There are two colleges: one is Shashakiya Mahavidyalaya. The second college is a private institution named Veena Girls College. Both colleges are affiliated to Surguja University, Ambikapur.

D.A.V. Public School, Carmel Convent School, Maharana Pratap Public school and Swami Vivekanand Senior Secondary School are those who use English as a teaching medium.
Alok Mittal who was All India Topper of MAT Exam-February 2008 (Management Aptitude Test) through scoring 800/800 marks is an alumnus of DAV Public School.

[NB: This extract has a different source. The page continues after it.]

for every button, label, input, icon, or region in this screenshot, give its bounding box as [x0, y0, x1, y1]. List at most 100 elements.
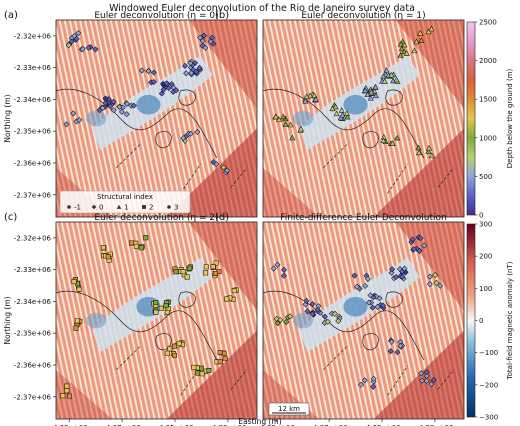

There are also Hindi medium schools:
- Saraswati Sishu Mandir
- Saraswti Sishu Mandir Girls School
- Carmel Convent Hindi Medium School
- Swami Vivekanand Senior Secondary Hindi medium School
- Government Boys Higher Secondary School
- Rajkumar Public School
- Sharda Public School
- Aruna Public School
- Bharat Mata Public School

==Railway==
There is a railway station 1 Km from the Bishrampur Market. The 18241 / 18242 Durg Ambikapur Express, the 11265 / 11266 Ambikapur Jabalpur Superfast Express pass through. Local trains, such as ABM, Ambikapur-Shahdol and Memu connecting with the cities Raipur, Anuppur, Bilaspur and Jabalpur.

==Recent Development==
The construction of one public park Pushpa Vatika; Haat Baazar, a bus stand and a new Nagar Panchayat Bhawan, toilets under Swatch Bharat Mission and water supply system in some wards by the Nagar Panchayat (municipal council); and the Sai Baba Mandir by local religious groups. A new Government College is also built in Gorakhnathpur. A new temple of Sai baba is Also constructed.